What does it meant by a "subsequential" work of salvation? Is speaking in tongues apart of the believer's salvation experience? What is the biblical basis in support of "second" blessings as it relates to the believer speaking in tongues? How is it apart of the cross of Christ in dying for the sins of the world? Is the Pentecostal "baptism" of the Spirit included in the resurrection and ascension of Christ? Is salvation a means of works whereby the believer is responsible in maintaining one's own salvation?
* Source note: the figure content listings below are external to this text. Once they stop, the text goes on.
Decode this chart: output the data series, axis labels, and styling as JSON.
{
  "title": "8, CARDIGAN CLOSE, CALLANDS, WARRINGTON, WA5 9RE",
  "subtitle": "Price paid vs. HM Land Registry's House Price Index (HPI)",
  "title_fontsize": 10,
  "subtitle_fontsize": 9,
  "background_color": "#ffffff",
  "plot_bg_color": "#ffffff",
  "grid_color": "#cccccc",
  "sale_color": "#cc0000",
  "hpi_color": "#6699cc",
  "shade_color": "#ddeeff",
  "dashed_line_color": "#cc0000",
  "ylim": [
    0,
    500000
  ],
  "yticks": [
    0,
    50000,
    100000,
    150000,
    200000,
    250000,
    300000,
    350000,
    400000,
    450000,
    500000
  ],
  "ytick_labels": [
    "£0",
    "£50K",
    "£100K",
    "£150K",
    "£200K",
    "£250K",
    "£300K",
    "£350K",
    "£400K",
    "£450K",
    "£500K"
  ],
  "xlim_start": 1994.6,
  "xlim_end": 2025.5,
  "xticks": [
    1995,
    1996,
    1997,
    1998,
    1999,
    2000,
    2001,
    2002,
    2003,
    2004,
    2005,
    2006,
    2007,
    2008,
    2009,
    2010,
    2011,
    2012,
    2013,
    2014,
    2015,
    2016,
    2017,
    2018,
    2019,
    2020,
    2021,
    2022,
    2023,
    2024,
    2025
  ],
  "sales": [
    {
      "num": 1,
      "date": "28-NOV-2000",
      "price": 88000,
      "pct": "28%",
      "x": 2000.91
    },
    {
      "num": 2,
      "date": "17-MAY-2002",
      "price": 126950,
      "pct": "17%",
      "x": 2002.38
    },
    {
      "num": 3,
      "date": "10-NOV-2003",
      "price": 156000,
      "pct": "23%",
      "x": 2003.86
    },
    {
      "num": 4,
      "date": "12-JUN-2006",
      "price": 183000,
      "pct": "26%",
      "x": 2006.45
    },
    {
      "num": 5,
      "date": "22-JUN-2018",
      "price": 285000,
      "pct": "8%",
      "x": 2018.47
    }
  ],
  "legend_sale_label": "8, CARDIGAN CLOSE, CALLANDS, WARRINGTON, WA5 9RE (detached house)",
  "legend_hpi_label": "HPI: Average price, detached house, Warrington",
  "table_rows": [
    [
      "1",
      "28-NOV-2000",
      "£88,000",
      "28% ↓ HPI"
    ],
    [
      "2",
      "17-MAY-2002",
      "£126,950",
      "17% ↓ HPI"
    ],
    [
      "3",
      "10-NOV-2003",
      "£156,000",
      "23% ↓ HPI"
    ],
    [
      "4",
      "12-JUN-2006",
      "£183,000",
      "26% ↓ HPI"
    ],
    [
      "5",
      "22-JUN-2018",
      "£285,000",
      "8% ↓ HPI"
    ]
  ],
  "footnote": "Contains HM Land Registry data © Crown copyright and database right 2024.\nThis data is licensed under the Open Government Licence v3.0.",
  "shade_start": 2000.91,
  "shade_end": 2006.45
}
The "subsequential" work of salvation or "second blessing" is that of speaking in tongues following that of the believer's salvation experience by which they must "tarry" for the "gift" of the Holy Ghost. But does the Bible teach it? There are many Charismatics and Pentecostal who utilize as their proof text Acts 1:5, 6-8; 2:1, 4 to support the fact that unless a person "speak" in tongues that they are not saved. Salvation is a free gift of God without any human works or merits. It is impossible for legalist in the professing church today to accept the fact that salvation is a free gift whereby the cross of Christ secures that of the believer's salvation experience. Speaking in tongues or "tarrying" for the Holy Spirit with the evidence of "speaking in tongues" or having such "power" is not apart of the cross of Christ. The idea that the Pentecostal experience of the "baptism" of the Holy Spirit follows that of a person being saved is foreign to the biblical context of scripture no matter what many Charismatic leadership will have the church to believe.
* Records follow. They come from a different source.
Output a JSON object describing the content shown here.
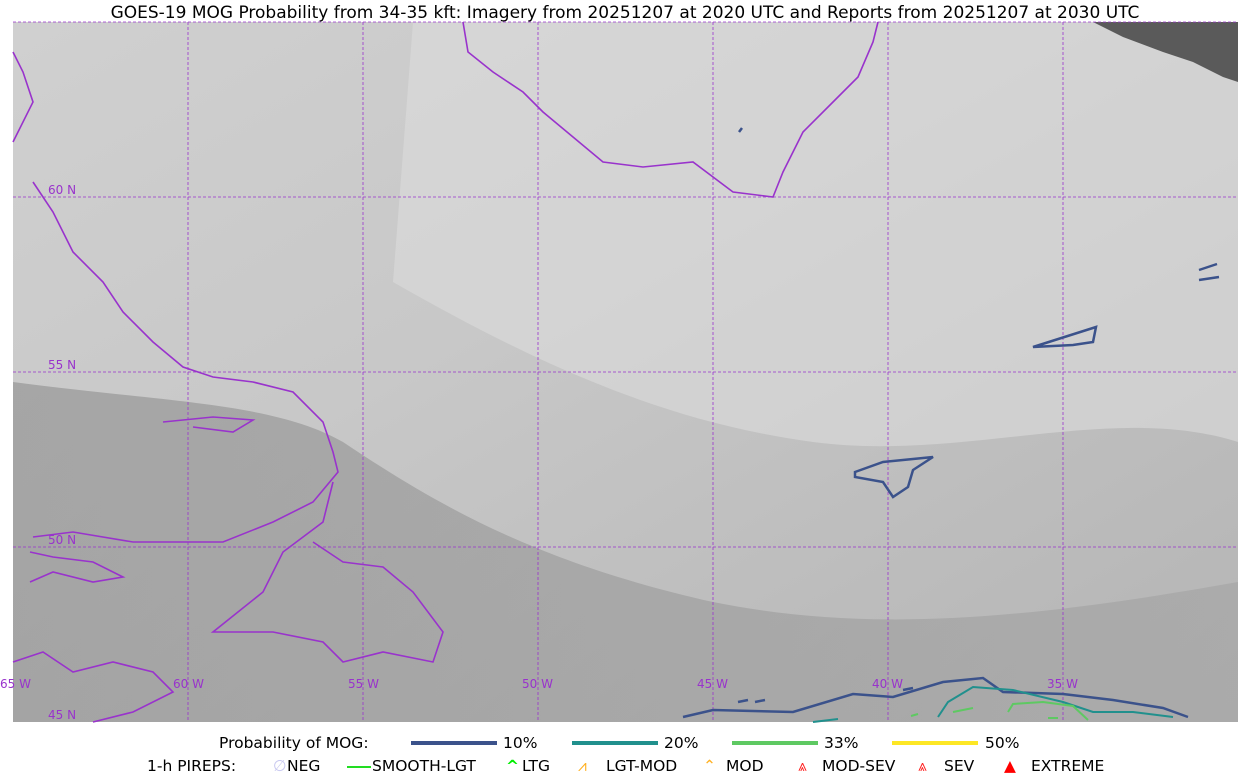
{
  "title": "GOES-19 MOG Probability from 34-35 kft: Imagery from 20251207 at 2020 UTC and Reports from 20251207 at 2030 UTC",
  "map": {
    "lon_labels": [
      "65 W",
      "60 W",
      "55 W",
      "50 W",
      "45 W",
      "40 W",
      "35 W"
    ],
    "lat_labels": [
      "60 N",
      "55 N",
      "50 N",
      "45 N"
    ],
    "grid_color": "#9933cc",
    "coast_color": "#9933cc"
  },
  "legend": {
    "probability_label": "Probability of MOG:",
    "probability_items": [
      {
        "label": "10%",
        "color": "#3b528b"
      },
      {
        "label": "20%",
        "color": "#21908d"
      },
      {
        "label": "33%",
        "color": "#5ec962"
      },
      {
        "label": "50%",
        "color": "#fde725"
      }
    ],
    "pireps_label": "1-h PIREPS:",
    "pirep_items": [
      {
        "label": "NEG",
        "icon": "neg-icon",
        "color": "#c8c8f0"
      },
      {
        "label": "SMOOTH-LGT",
        "icon": "smooth-lgt-line-icon",
        "color": "#22dd22"
      },
      {
        "label": "LTG",
        "icon": "ltg-caret-icon",
        "color": "#00ee00"
      },
      {
        "label": "LGT-MOD",
        "icon": "lgt-mod-icon",
        "color": "#ffb020"
      },
      {
        "label": "MOD",
        "icon": "mod-caret-icon",
        "color": "#ffb020"
      },
      {
        "label": "MOD-SEV",
        "icon": "mod-sev-icon",
        "color": "#ff2020"
      },
      {
        "label": "SEV",
        "icon": "sev-icon",
        "color": "#ff2020"
      },
      {
        "label": "EXTREME",
        "icon": "extreme-icon",
        "color": "#ff0000"
      }
    ]
  }
}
Christ's death on the cross provided salvation for those who place their trust in Christ in order to be saved (Rom. 10:9-10). Salvation is by grace alone, through faith alone, through Christ alone without any human works and accomplishments (Eph. 2:8-9). The Pentecostal "baptism" of the Spirit is not included in the resurrection and ascension of Christ, but that of the believer's new life in Christ whereby the dead in Christ will experience such bodily resurrection as to appear in glory (1 Cor. 15:1-4).
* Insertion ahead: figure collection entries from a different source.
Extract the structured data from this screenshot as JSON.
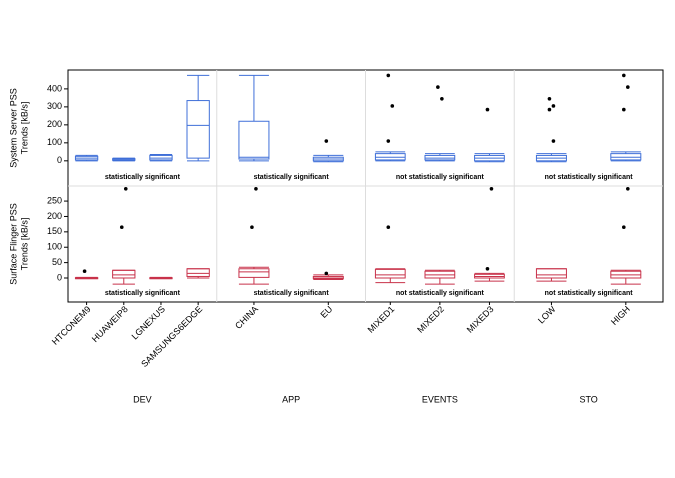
{
  "chart_data": {
    "type": "box",
    "groups": [
      {
        "name": "DEV",
        "categories": [
          "HTCONEM9",
          "HUAWEIP8",
          "LGNEXUS",
          "SAMSUNGS6EDGE"
        ]
      },
      {
        "name": "APP",
        "categories": [
          "CHINA",
          "EU"
        ]
      },
      {
        "name": "EVENTS",
        "categories": [
          "MIXED1",
          "MIXED2",
          "MIXED3"
        ]
      },
      {
        "name": "STO",
        "categories": [
          "LOW",
          "HIGH"
        ]
      }
    ],
    "panels": [
      {
        "ylabel": [
          "System Server PSS",
          "Trends [kB/s]"
        ],
        "color": "#3f6fd8",
        "ylim": [
          -140,
          505
        ],
        "yticks": [
          0,
          100,
          200,
          300,
          400
        ],
        "annotations": [
          "statistically significant",
          "statistically significant",
          "not statistically significant",
          "not statistically significant"
        ],
        "boxes": [
          [
            {
              "min": 0,
              "q1": 5,
              "median": 15,
              "q3": 25,
              "max": 30,
              "outliers": []
            },
            {
              "min": 0,
              "q1": 3,
              "median": 8,
              "q3": 12,
              "max": 15,
              "outliers": []
            },
            {
              "min": 0,
              "q1": 5,
              "median": 15,
              "q3": 30,
              "max": 35,
              "outliers": []
            },
            {
              "min": 0,
              "q1": 15,
              "median": 197,
              "q3": 335,
              "max": 475,
              "outliers": []
            }
          ],
          [
            {
              "min": 0,
              "q1": 10,
              "median": 20,
              "q3": 220,
              "max": 475,
              "outliers": []
            },
            {
              "min": -5,
              "q1": 0,
              "median": 10,
              "q3": 20,
              "max": 30,
              "outliers": [
                110
              ]
            }
          ],
          [
            {
              "min": 0,
              "q1": 5,
              "median": 20,
              "q3": 40,
              "max": 50,
              "outliers": [
                475,
                305,
                110
              ]
            },
            {
              "min": 0,
              "q1": 5,
              "median": 15,
              "q3": 30,
              "max": 40,
              "outliers": [
                410,
                345
              ]
            },
            {
              "min": -5,
              "q1": 0,
              "median": 15,
              "q3": 30,
              "max": 40,
              "outliers": [
                285
              ]
            }
          ],
          [
            {
              "min": -5,
              "q1": 0,
              "median": 15,
              "q3": 30,
              "max": 40,
              "outliers": [
                345,
                305,
                285,
                110
              ]
            },
            {
              "min": 0,
              "q1": 5,
              "median": 20,
              "q3": 40,
              "max": 50,
              "outliers": [
                475,
                410,
                285
              ]
            }
          ]
        ]
      },
      {
        "ylabel": [
          "Surface Flinger PSS",
          "Trends [kB/s]"
        ],
        "color": "#c8324a",
        "ylim": [
          -78,
          299
        ],
        "yticks": [
          0,
          50,
          100,
          150,
          200,
          250
        ],
        "annotations": [
          "statistically significant",
          "statistically significant",
          "not statistically significant",
          "not statistically significant"
        ],
        "boxes": [
          [
            {
              "min": -2,
              "q1": -1,
              "median": 0,
              "q3": 1,
              "max": 2,
              "outliers": [
                22
              ]
            },
            {
              "min": -20,
              "q1": 0,
              "median": 10,
              "q3": 25,
              "max": 25,
              "outliers": [
                165,
                290
              ]
            },
            {
              "min": -2,
              "q1": -1,
              "median": 0,
              "q3": 1,
              "max": 2,
              "outliers": []
            },
            {
              "min": 0,
              "q1": 5,
              "median": 15,
              "q3": 30,
              "max": 30,
              "outliers": []
            }
          ],
          [
            {
              "min": -20,
              "q1": 2,
              "median": 20,
              "q3": 30,
              "max": 35,
              "outliers": [
                165,
                290
              ]
            },
            {
              "min": -5,
              "q1": -2,
              "median": 0,
              "q3": 5,
              "max": 10,
              "outliers": [
                15
              ]
            }
          ],
          [
            {
              "min": -15,
              "q1": 0,
              "median": 10,
              "q3": 28,
              "max": 30,
              "outliers": [
                165
              ]
            },
            {
              "min": -20,
              "q1": 0,
              "median": 10,
              "q3": 22,
              "max": 25,
              "outliers": []
            },
            {
              "min": -10,
              "q1": 0,
              "median": 5,
              "q3": 12,
              "max": 15,
              "outliers": [
                30,
                290
              ]
            }
          ],
          [
            {
              "min": -10,
              "q1": 0,
              "median": 10,
              "q3": 30,
              "max": 30,
              "outliers": []
            },
            {
              "min": -20,
              "q1": 0,
              "median": 10,
              "q3": 22,
              "max": 25,
              "outliers": [
                165,
                290
              ]
            }
          ]
        ]
      }
    ]
  }
}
Last, there are many believers who are taught that they are responsible in maintaining their salvation or to work out their salvation with fear and trembling by which Christ's secures the salvation of the believer. Their is the assurance and security of the believer's salvation based upon the finished work of Christ on the cross. Sin does not affect a person's salvation, but it affects one's own fellowship (1 Jn. 1:9). To teach living "free" from sin is to deceive one's own self (1 Jn. 1:8). Legalism, perfectionism, moral plank, and sacrilegious is the hallmark of apostasy (1 Tim. 4:1).